As a CPA and former internal auditor I am writing about conflicts of interest and independence all the time. I do some limited consulting – mostly litigation consulting – to pay the big bills. I do not write about what I may be working on for others and I do not work on what I will be writing about. That limits me quite a bit since I hate to take any subject out of the mix but, considering my audience, it’s the example I have to set.

So, financially it’s a slog, but things have improved in the last few years via speaking engagements for universities like Columbia and NYU and professional associations – the lawyers pay the best and fastest – and other freelance work. I plan to focus my freelance work on magazine since it’s going well at Forbes and I write long. I can meet a deadline but prefer not to have daily deadlines. I have some other magazine pitches out there and hope to add some great financial investigative assignments soon.

Where do you hope to take it in the coming years?

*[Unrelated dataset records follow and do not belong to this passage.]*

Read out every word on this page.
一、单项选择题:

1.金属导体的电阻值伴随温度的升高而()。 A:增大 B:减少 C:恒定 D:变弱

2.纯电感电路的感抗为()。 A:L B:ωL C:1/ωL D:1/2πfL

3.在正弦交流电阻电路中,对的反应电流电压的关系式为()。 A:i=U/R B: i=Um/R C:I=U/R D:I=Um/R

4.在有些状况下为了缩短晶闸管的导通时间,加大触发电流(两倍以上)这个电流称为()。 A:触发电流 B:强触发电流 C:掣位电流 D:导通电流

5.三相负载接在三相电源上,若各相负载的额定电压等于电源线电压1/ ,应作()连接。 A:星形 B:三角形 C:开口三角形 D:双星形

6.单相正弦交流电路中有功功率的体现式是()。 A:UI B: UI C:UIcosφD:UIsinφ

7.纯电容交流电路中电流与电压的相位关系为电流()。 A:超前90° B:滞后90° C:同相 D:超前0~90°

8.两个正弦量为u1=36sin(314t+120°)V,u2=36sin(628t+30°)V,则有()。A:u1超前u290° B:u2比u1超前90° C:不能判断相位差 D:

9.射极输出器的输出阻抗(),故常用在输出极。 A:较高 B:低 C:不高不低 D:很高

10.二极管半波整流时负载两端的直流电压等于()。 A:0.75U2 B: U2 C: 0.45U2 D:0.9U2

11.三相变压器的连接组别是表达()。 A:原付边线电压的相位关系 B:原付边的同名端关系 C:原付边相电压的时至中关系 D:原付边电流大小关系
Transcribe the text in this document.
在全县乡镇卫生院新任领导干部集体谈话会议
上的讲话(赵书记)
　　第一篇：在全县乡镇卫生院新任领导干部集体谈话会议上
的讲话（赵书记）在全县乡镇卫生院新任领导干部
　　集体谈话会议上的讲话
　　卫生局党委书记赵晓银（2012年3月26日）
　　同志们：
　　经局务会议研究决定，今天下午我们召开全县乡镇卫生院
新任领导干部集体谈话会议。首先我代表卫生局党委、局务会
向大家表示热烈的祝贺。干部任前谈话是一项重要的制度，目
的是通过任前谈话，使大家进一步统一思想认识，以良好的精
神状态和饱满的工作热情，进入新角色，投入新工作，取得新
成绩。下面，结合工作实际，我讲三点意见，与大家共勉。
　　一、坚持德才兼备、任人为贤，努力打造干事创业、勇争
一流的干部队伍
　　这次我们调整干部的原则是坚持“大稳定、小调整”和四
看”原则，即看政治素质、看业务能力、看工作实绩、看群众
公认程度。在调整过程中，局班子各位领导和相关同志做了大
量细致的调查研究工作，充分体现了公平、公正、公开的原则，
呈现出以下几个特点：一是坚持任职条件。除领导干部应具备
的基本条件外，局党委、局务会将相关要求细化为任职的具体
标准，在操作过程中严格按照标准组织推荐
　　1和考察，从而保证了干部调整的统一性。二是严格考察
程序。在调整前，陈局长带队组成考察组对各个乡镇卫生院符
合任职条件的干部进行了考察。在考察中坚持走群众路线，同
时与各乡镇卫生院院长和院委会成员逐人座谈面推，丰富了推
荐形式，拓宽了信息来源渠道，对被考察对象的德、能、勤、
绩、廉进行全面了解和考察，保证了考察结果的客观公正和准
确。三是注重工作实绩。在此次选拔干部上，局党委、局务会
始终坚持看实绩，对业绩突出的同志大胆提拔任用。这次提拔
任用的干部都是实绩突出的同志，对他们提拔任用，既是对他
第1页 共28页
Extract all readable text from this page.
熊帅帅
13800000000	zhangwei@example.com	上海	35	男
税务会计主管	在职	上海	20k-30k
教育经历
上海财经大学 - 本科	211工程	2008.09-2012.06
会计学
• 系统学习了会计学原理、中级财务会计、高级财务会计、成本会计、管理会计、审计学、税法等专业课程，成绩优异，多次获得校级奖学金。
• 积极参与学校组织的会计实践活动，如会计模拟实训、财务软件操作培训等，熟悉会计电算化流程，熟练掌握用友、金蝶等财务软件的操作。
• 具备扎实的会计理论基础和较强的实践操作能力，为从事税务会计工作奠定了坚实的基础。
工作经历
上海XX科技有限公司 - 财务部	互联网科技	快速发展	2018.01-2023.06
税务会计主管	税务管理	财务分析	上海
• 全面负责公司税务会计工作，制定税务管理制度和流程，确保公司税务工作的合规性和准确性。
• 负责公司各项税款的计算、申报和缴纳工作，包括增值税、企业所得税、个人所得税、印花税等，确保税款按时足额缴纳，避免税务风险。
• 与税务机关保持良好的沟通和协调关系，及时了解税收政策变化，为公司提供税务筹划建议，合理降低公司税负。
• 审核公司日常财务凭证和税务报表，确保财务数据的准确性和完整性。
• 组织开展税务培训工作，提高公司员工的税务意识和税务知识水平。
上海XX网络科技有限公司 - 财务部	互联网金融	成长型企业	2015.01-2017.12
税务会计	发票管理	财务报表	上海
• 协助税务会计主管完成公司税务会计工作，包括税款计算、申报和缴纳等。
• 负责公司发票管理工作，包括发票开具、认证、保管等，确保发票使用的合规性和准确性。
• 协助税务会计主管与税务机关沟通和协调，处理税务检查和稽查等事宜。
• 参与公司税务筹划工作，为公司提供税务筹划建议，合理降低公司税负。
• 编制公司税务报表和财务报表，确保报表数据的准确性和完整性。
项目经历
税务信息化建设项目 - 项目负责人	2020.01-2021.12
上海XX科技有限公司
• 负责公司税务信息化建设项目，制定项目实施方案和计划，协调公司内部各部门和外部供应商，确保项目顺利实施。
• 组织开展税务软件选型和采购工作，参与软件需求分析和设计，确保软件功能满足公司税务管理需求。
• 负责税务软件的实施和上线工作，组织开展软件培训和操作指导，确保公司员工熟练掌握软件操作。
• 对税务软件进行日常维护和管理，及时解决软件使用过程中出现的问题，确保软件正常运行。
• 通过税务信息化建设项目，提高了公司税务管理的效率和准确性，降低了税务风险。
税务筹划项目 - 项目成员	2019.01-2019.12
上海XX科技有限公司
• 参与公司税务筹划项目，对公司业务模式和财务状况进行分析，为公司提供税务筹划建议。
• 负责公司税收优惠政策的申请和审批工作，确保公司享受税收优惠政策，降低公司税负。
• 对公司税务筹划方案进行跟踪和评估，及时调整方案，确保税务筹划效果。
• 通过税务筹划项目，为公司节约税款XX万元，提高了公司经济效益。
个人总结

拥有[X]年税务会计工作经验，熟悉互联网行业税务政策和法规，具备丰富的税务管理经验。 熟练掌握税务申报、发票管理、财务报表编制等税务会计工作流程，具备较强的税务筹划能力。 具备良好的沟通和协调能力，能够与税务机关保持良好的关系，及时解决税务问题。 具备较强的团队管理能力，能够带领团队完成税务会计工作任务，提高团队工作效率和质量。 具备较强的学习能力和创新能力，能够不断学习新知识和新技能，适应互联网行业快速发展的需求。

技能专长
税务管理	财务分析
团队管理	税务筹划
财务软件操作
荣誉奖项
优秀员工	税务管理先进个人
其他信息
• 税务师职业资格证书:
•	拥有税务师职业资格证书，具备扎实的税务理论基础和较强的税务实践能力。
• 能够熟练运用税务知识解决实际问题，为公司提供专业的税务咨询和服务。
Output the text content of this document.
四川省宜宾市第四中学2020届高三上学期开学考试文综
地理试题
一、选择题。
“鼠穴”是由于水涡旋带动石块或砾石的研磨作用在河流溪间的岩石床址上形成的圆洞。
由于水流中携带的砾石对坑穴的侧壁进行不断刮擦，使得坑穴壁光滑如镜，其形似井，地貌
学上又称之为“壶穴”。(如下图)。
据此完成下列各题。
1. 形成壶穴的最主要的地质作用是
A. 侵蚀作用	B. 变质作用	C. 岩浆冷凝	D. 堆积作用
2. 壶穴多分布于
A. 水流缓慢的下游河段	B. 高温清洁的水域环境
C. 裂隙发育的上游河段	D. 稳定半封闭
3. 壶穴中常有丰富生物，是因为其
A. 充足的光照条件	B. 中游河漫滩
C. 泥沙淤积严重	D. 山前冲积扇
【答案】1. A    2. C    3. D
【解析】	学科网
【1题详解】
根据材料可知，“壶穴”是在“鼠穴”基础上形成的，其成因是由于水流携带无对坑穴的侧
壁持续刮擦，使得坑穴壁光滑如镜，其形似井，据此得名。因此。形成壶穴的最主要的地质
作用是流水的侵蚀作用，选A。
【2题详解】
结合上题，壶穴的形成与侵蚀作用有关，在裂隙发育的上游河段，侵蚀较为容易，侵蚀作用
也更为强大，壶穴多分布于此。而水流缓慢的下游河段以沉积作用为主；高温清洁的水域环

I’ve tried some experiments in repurposing content and keeping it front and center for readers. I’ve put together several e-books that are compilations of certain subjects I’ve covered extensively like AIG, Goldman Sachs and their mutual auditor PwC, the MF Global scandal and now Buffett. It puts all the work on these subjects from all the places where it shows up in one document, organized chronologically and with all links intact.  (I’m very linky!)  I sell a few, mostly when I promote them because the issues are in the news again, but it’s not lottery level earnings.